PSC Chairman, Ronald Webster on October 17 wrote Opposition Leader, David Granger expressing its “profound dissatisfaction” about APNU frontbencher Joseph Harmon putting banks on notice that APNU would be very reluctant to honour any commitment made by Atlantic Hotel Inc; National Industrial and Commercial Investments Limited (NICIL) because the hotel project lacks economic justification and has not won parliamentary approval.
But Granger said APNU saw nothing wrong with Harmon’s comments and they could not affect business climate more than NICIL’s unsatisfactory operations. “I have not seen that anything that Mr. Harmon said was untrue,” said Granger. He added that NICIL’s conduct has a greater impact on the perception of foreign and domestic investors about how the country is being managed.
Harmon added that none of his statements were new and they included concerns about NICIL and AHI’s refusal to provide the findings of the Environmental and Social Impact Assessment (ESIA) of the project, no action taken on a parliamentary approved motion on that project and government’s refusal to identify investors in the project.

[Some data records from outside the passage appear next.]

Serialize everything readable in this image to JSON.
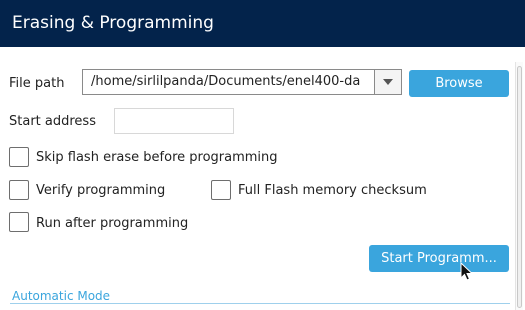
{
  "header": {
    "title": "Erasing & Programming"
  },
  "file_path": {
    "label": "File path",
    "value": "/home/sirlilpanda/Documents/enel400-da",
    "browse_label": "Browse"
  },
  "start_address": {
    "label": "Start address",
    "value": ""
  },
  "options": {
    "skip_flash_erase": {
      "label": "Skip flash erase before programming",
      "checked": false
    },
    "verify_programming": {
      "label": "Verify programming",
      "checked": false
    },
    "full_flash_checksum": {
      "label": "Full Flash memory checksum",
      "checked": false
    },
    "run_after_programming": {
      "label": "Run after programming",
      "checked": false
    }
  },
  "start_button": {
    "label": "Start Programm..."
  },
  "section": {
    "title": "Automatic Mode"
  },
  "colors": {
    "header_bg": "#03234b",
    "accent": "#3aa5dd"
  },
  "icons": {
    "dropdown": "chevron-down-icon",
    "cursor": "mouse-pointer-icon"
  }
}
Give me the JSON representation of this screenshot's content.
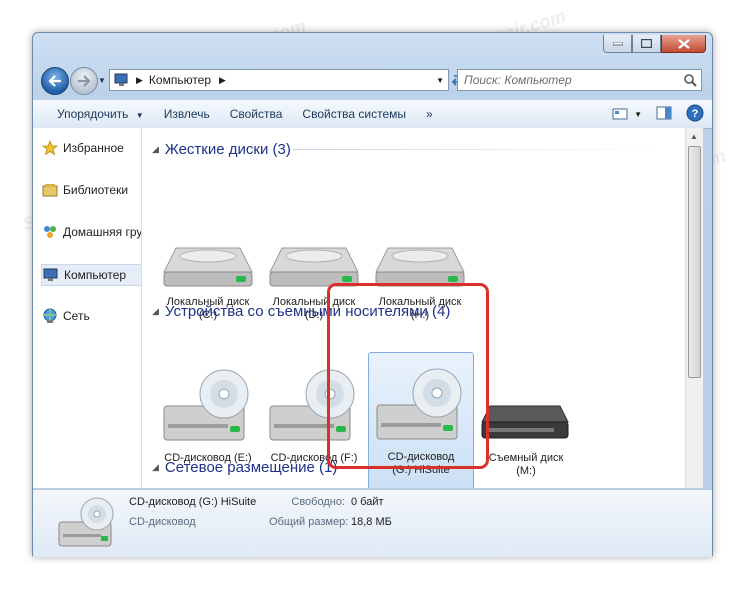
{
  "address": {
    "crumb": "Компьютер"
  },
  "search": {
    "placeholder": "Поиск: Компьютер"
  },
  "toolbar": {
    "organize": "Упорядочить",
    "eject": "Извлечь",
    "properties": "Свойства",
    "system_properties": "Свойства системы",
    "more": "»"
  },
  "nav": [
    {
      "label": "Избранное",
      "icon": "star-icon"
    },
    {
      "label": "Библиотеки",
      "icon": "library-icon"
    },
    {
      "label": "Домашняя группа",
      "icon": "homegroup-icon"
    },
    {
      "label": "Компьютер",
      "icon": "computer-icon"
    },
    {
      "label": "Сеть",
      "icon": "network-icon"
    }
  ],
  "groups": {
    "hard_disks": "Жесткие диски (3)",
    "removable": "Устройства со съемными носителями (4)",
    "network": "Сетевое размещение (1)"
  },
  "hard_disks": [
    {
      "line1": "Локальный диск",
      "line2": "(C:)"
    },
    {
      "line1": "Локальный диск",
      "line2": "(D:)"
    },
    {
      "line1": "Локальный диск",
      "line2": "(H:)"
    }
  ],
  "removable": [
    {
      "line1": "CD-дисковод (E:)",
      "line2": ""
    },
    {
      "line1": "CD-дисковод (F:)",
      "line2": ""
    },
    {
      "line1": "CD-дисковод",
      "line2": "(G:) HiSuite"
    },
    {
      "line1": "Съемный диск",
      "line2": "(M:)"
    }
  ],
  "details": {
    "name": "CD-дисковод (G:) HiSuite",
    "type": "CD-дисковод",
    "free_label": "Свободно:",
    "free_value": "0 байт",
    "total_label": "Общий размер:",
    "total_value": "18,8 МБ"
  },
  "watermark": "Soringpcrepair.com",
  "colors": {
    "accent": "#1e3287",
    "highlight": "#d9302c"
  }
}
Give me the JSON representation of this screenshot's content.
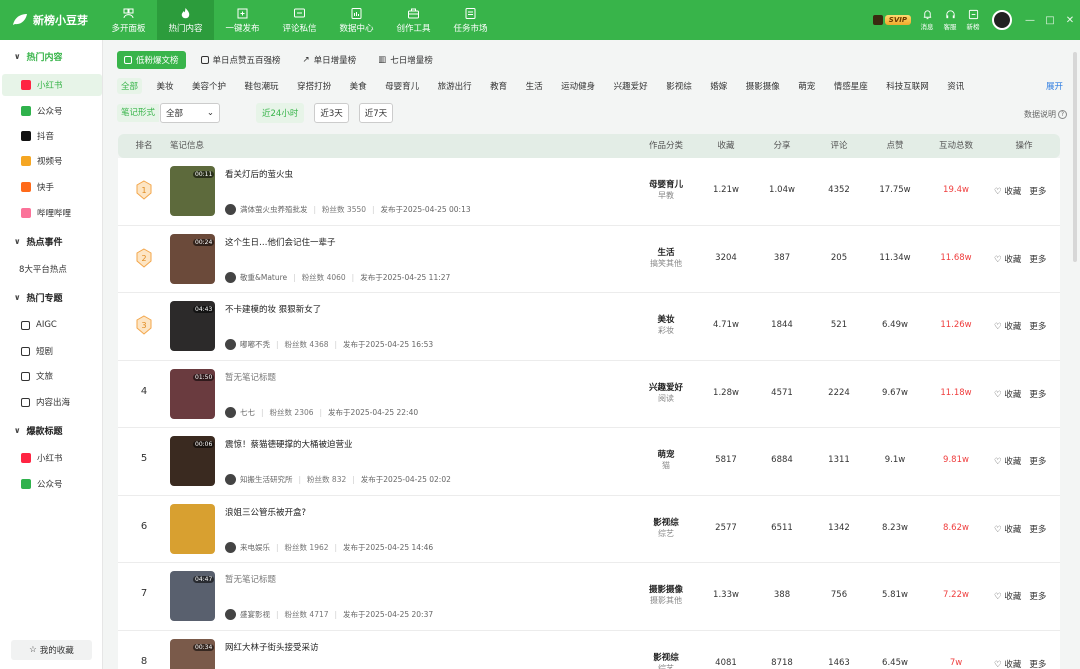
{
  "app": {
    "name": "新榜小豆芽"
  },
  "nav": [
    {
      "label": "多开面板",
      "icon": "multi-panel-icon"
    },
    {
      "label": "热门内容",
      "icon": "hot-content-icon",
      "active": true
    },
    {
      "label": "一键发布",
      "icon": "publish-icon"
    },
    {
      "label": "评论私信",
      "icon": "comment-icon"
    },
    {
      "label": "数据中心",
      "icon": "data-center-icon"
    },
    {
      "label": "创作工具",
      "icon": "creation-tools-icon"
    },
    {
      "label": "任务市场",
      "icon": "task-market-icon"
    }
  ],
  "topright": {
    "svip": "SVIP",
    "tools": [
      "消息",
      "客服",
      "新榜"
    ]
  },
  "sidebar": {
    "group1": "热门内容",
    "g1items": [
      "小红书",
      "公众号",
      "抖音",
      "视频号",
      "快手",
      "哔哩哔哩"
    ],
    "group2": "热点事件",
    "g2items": [
      "8大平台热点"
    ],
    "group3": "热门专题",
    "g3items": [
      "AIGC",
      "短剧",
      "文旅",
      "内容出海"
    ],
    "group4": "爆款标题",
    "g4items": [
      "小红书",
      "公众号"
    ],
    "favorites": "我的收藏"
  },
  "subtabs": [
    "低粉爆文榜",
    "单日点赞五百强榜",
    "单日增量榜",
    "七日增量榜"
  ],
  "categories": [
    "全部",
    "美妆",
    "美容个护",
    "鞋包潮玩",
    "穿搭打扮",
    "美食",
    "母婴育儿",
    "旅游出行",
    "教育",
    "生活",
    "运动健身",
    "兴趣爱好",
    "影视综",
    "婚嫁",
    "摄影摄像",
    "萌宠",
    "情感星座",
    "科技互联网",
    "资讯"
  ],
  "expand": "展开",
  "filters": {
    "label": "笔记形式",
    "select": "全部",
    "times": [
      "近24小时",
      "近3天",
      "近7天"
    ],
    "note": "数据说明"
  },
  "table": {
    "headers": [
      "排名",
      "笔记信息",
      "作品分类",
      "收藏",
      "分享",
      "评论",
      "点赞",
      "互动总数",
      "操作"
    ],
    "action_fav": "收藏",
    "action_more": "更多",
    "fans_label": "粉丝数",
    "pub_label": "发布于",
    "rows": [
      {
        "rank": "1",
        "duration": "00:11",
        "title": "看关灯后的萤火虫",
        "author": "满体萤火虫养殖批发",
        "fans": "3550",
        "date": "2025-04-25 00:13",
        "cat1": "母婴育儿",
        "cat2": "早教",
        "fav": "1.21w",
        "share": "1.04w",
        "comment": "4352",
        "like": "17.75w",
        "total": "19.4w",
        "thumb": "#5d6a3c"
      },
      {
        "rank": "2",
        "duration": "00:24",
        "title": "这个生日…他们会记住一辈子",
        "author": "敬重&Mature",
        "fans": "4060",
        "date": "2025-04-25 11:27",
        "cat1": "生活",
        "cat2": "搞笑其他",
        "fav": "3204",
        "share": "387",
        "comment": "205",
        "like": "11.34w",
        "total": "11.68w",
        "thumb": "#6b4a3a"
      },
      {
        "rank": "3",
        "duration": "04:43",
        "title": "不卡建模的妆 狠狠新女了",
        "author": "嘟嘟不秃",
        "fans": "4368",
        "date": "2025-04-25 16:53",
        "cat1": "美妆",
        "cat2": "彩妆",
        "fav": "4.71w",
        "share": "1844",
        "comment": "521",
        "like": "6.49w",
        "total": "11.26w",
        "thumb": "#2c2a2a"
      },
      {
        "rank": "4",
        "duration": "01:50",
        "title": "暂无笔记标题",
        "author": "七七",
        "fans": "2306",
        "date": "2025-04-25 22:40",
        "cat1": "兴趣爱好",
        "cat2": "阅读",
        "fav": "1.28w",
        "share": "4571",
        "comment": "2224",
        "like": "9.67w",
        "total": "11.18w",
        "thumb": "#6a3b3f"
      },
      {
        "rank": "5",
        "duration": "00:06",
        "title": "震惊！蔡猫德硬撑的大桶被迫营业",
        "author": "知搬生活研究所",
        "fans": "832",
        "date": "2025-04-25 02:02",
        "cat1": "萌宠",
        "cat2": "猫",
        "fav": "5817",
        "share": "6884",
        "comment": "1311",
        "like": "9.1w",
        "total": "9.81w",
        "thumb": "#3a2a20"
      },
      {
        "rank": "6",
        "duration": "",
        "title": "浪姐三公管乐被开盒?",
        "author": "来电娱乐",
        "fans": "1962",
        "date": "2025-04-25 14:46",
        "cat1": "影视综",
        "cat2": "综艺",
        "fav": "2577",
        "share": "6511",
        "comment": "1342",
        "like": "8.23w",
        "total": "8.62w",
        "thumb": "#d8a030"
      },
      {
        "rank": "7",
        "duration": "04:47",
        "title": "暂无笔记标题",
        "author": "盛宴影视",
        "fans": "4717",
        "date": "2025-04-25 20:37",
        "cat1": "摄影摄像",
        "cat2": "摄影其他",
        "fav": "1.33w",
        "share": "388",
        "comment": "756",
        "like": "5.81w",
        "total": "7.22w",
        "thumb": "#59606e"
      },
      {
        "rank": "8",
        "duration": "00:34",
        "title": "网红大林子街头接受采访",
        "author": "",
        "fans": "",
        "date": "",
        "cat1": "影视综",
        "cat2": "综艺",
        "fav": "4081",
        "share": "8718",
        "comment": "1463",
        "like": "6.45w",
        "total": "7w",
        "thumb": "#7a5a4a"
      }
    ]
  },
  "colors": {
    "brand": "#38b44a",
    "red": "#ef3e3e",
    "link": "#2f7de1"
  }
}
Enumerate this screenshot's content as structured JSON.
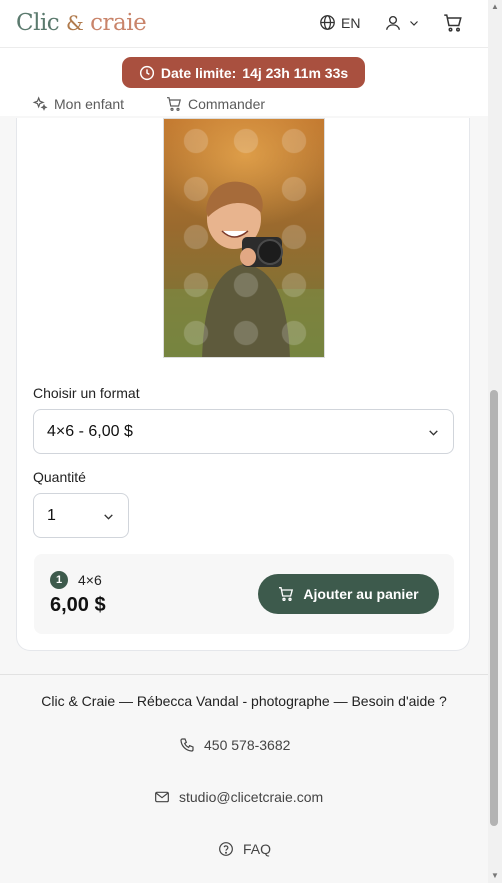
{
  "header": {
    "logo": {
      "part1": "Clic",
      "amp": "&",
      "part2": "craie"
    },
    "language": "EN"
  },
  "deadline": {
    "label": "Date limite:",
    "countdown": "14j 23h 11m 33s"
  },
  "nav": {
    "child_label": "Mon enfant",
    "order_label": "Commander"
  },
  "product": {
    "format_label": "Choisir un format",
    "format_value": "4×6 - 6,00 $",
    "quantity_label": "Quantité",
    "quantity_value": "1"
  },
  "summary": {
    "count": "1",
    "format": "4×6",
    "price": "6,00 $",
    "add_button": "Ajouter au panier"
  },
  "footer": {
    "credit": "Clic & Craie — Rébecca Vandal - photographe — Besoin d'aide ?",
    "phone": "450 578-3682",
    "email": "studio@clicetcraie.com",
    "faq": "FAQ"
  },
  "colors": {
    "accent_green": "#3d5a4c",
    "deadline_red": "#a9503f",
    "logo_green": "#5b7a6e",
    "logo_peach": "#c9846a"
  }
}
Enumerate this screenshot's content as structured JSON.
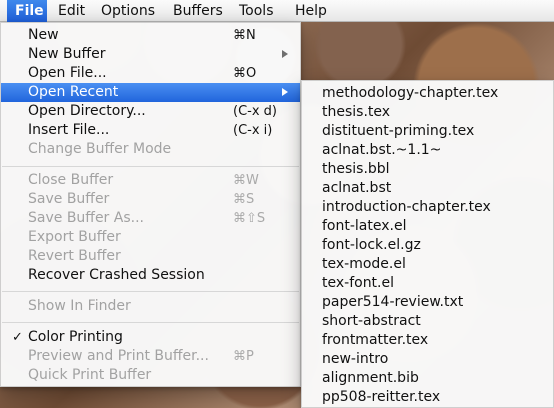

The APNU parliamentarian vowed to stick by his statements in the face of continuing contempt for Guyanese by AHI and NICIL. He did not believe that his already well publicized utterances would adversely impact on Guyana’s investment climate including increased political risk. “I don’t know that it is going to create any confusion where political risk is concerned. People must be warned. They must know any how that when you are going to invest in projects that do not have the support from the opposition then you are taking a risk any how,” he said.
Harmon shrugged off the PSC’s view that his comments would heavily impact on the future cost of capital and erode the private sector and Guyana’s access to international finance. “What I say represents the interest of the Guyanese people.”
Despite the business organisation’s concerns about his comments, Harmon does not plan to refuse the PSC’s invitation to discuss the objectives and implications of its policies. He assured that he did hold any personal grudge.
The PSC complained to Granger that Harmon’s statements had far reaching and very serious negative investment consequences for all private businesses in the country, most especially those which are seeking to access capital overseas.“We ask that APNU appreciate that political statements of this nature, made by a senior member of the major party in opposition, impact on the political risk of every business as it can be interpreted that we are a country which cannot be trusted by an investor to honour its international obligations,” said Webster.
Webster said the PSC expected the leadership of APNU to fully understand that it is dangerous for any state wishing to attract investment to be known as one which does not honour its legal obligations. “It should be appreciated that agreements entered into by the State transcend government.”
APNU’s putting banks on notice, according to Harmon, were extremely premature and suggested that a large regional financial institution had not performed its due diligence “Such a presumption is unwarranted and can only be seen as a political threat to intimidate foreign investors and financial institutions from supporting projects sponsored by the government.
On the aspect of APNU not necessarily abiding by any contract entered into by the current government, the PSC said it was “entirely improper” for any political party or parliament to pronounce on a matter deliberately intended to undermine the contractual obligation of the State.
The PSC questioned APNU’s logic of pushing for job creation, economic development and the improved welfare of the society while being opposed to projects such as the Airport Expansion, Specialty Hospital, Amaila Falls and now the Marriott Hotel.